Of course, sports can be an invaluable life experience for kids, and for kids involved in sports the best role modeling advice is to always finish season commitments (short of unusual or unsafe conditions). The problem, however, is that some kids simply do not enjoy playing high intensity sports and are not intrinsically motivated to keep going. While it may appear as though they are still invested in playing, the reality is they are only involved in sports to please their parents and would be far better served involved in another non-sport activity, club, or organization.Unfortunately, some parents say the right things about the option to quit, but are clearly against the idea as is evidenced by their body language, tone of voice, and overall appearance of being upset about the prospect of giving up sports. Sadly, in these cases, most kids will continue to play sports solely to please their parents, resulting in short-term joy as the decision to quit is momentarily suspended. For the child who continues to play against his wishes, however, he is often left to struggle with the daily motivation needed to play sports, as well as the commitment and resiliency to handle the tougher aspects of sport training and competition.
Parents have a stake in youth sports, and in some cases have overly-identified with their child’s athletic accomplishments and success. In these cases, when the child is no longer interested in playing sports, he is often faced with the obvious reality that mom and dad really want to see him keep going – and would be terribly let down if he decided to quit. This pseudo-acceptance of the idea of quitting, coupled by all the time, energy, and money parents put into youth sports, often creates a very difficult problem for kids who truly want to quit sports:
How do they make this decision in light of the significance sports are to mom and dad??
Since the idea of quitting sports is a common issue for most sports families, the following tips are provided below to help you process the decision within your family:
* Always try to finish the current sports season, unless there is an injury or some other excruciating circumstance. If your child is struggling to earn playing time, try to support your child by positively reinforcing his effort toward the finish line.
* Examine if the current problem(s) your child is experiencing is short-term and transient in nature (i.e. a coach that won’t be around next year). If the problem is more long-lasting, however, it might be time to examine the option of quitting (i.e. your child has never really enjoyed playing the sport).

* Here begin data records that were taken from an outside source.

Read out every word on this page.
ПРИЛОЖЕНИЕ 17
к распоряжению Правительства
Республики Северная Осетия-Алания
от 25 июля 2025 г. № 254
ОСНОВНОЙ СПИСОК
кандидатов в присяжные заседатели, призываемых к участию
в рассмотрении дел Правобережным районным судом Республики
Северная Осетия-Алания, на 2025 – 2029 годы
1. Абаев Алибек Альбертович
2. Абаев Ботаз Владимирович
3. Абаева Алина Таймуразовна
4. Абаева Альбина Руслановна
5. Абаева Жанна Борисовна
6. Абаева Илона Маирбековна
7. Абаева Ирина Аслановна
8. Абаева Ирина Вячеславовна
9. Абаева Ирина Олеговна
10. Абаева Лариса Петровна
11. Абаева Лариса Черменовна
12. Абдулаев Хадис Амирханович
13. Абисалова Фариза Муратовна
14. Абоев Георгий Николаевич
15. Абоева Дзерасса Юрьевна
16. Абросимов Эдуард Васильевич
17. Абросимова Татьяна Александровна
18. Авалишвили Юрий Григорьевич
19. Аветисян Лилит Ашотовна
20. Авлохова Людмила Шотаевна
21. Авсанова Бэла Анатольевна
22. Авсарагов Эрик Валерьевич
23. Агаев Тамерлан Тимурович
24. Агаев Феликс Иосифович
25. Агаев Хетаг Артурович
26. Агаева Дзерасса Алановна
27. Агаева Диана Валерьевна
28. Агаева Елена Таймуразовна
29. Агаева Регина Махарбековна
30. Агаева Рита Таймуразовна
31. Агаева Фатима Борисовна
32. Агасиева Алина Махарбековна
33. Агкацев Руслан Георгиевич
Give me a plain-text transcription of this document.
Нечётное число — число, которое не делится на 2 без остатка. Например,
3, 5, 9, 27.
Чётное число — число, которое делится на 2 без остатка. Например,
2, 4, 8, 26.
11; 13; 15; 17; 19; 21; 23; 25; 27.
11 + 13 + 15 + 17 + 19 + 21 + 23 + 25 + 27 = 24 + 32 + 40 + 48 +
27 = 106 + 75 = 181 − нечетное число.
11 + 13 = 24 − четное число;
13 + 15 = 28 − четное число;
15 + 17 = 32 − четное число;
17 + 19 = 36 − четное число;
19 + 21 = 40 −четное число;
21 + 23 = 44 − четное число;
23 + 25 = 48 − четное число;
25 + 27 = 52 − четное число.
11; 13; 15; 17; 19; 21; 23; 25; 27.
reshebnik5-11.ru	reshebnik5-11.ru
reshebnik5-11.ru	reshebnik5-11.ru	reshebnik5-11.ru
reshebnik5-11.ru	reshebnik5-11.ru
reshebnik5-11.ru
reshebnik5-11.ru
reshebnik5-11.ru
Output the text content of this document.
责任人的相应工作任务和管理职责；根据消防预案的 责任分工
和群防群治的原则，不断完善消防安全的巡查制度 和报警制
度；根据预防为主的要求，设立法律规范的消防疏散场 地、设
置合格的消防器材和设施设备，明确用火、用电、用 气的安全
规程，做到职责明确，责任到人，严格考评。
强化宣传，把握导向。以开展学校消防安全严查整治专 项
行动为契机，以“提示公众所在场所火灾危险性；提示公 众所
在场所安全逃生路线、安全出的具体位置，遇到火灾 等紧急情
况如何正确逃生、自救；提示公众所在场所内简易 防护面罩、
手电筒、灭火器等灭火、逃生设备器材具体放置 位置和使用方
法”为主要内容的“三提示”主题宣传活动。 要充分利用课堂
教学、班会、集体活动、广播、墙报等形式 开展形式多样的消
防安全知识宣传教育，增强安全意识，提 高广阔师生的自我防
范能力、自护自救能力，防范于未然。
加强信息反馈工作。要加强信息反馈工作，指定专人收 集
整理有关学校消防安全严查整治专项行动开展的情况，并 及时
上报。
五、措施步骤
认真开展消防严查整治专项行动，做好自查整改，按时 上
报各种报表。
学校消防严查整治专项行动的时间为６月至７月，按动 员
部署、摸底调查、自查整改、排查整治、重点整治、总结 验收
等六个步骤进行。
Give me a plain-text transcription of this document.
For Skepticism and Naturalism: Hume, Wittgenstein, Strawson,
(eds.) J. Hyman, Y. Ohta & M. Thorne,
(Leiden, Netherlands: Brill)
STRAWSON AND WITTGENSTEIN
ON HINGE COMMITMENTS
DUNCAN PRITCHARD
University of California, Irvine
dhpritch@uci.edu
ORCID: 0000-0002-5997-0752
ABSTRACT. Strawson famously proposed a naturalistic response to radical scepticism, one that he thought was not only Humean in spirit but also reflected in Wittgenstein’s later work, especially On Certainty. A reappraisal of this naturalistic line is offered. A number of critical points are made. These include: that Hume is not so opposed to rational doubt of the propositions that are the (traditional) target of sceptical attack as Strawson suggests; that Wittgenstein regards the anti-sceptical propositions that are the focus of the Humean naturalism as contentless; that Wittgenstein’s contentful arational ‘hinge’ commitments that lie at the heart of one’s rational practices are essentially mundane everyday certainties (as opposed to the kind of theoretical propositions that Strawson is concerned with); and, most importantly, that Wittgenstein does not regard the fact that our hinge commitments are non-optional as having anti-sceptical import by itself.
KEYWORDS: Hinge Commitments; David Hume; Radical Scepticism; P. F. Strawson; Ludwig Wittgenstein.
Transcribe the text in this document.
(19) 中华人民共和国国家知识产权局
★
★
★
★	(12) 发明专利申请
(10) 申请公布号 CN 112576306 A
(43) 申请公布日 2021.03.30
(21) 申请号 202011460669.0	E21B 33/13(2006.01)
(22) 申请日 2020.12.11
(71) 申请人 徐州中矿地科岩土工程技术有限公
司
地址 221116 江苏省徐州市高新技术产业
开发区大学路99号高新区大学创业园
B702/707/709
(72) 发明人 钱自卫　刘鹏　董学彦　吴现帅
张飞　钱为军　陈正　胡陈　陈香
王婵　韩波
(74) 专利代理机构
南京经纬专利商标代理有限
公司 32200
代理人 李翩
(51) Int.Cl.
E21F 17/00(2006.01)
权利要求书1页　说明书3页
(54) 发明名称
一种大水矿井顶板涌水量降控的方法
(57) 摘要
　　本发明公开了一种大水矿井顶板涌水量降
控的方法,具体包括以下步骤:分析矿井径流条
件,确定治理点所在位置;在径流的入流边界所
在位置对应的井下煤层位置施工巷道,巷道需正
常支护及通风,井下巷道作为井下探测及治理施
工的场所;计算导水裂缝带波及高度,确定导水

* Talk to your child about the pros and cons of quitting, and try to create opportunities if the child would like to one day play again. Remember, we are talking about kids, and they sometimes change their minds!
* If your child decides to quit, be sure to come up with alternative ideas for use of his or her time in lieu of sports. Check out what other school or community activities might be available.
* Fully accept the decision your child makes, and support him throughout the process. It will only make things tougher for your child if it is clear that you do not support the decision, or if you force your child to continue playing when it is clear he no longer wants to.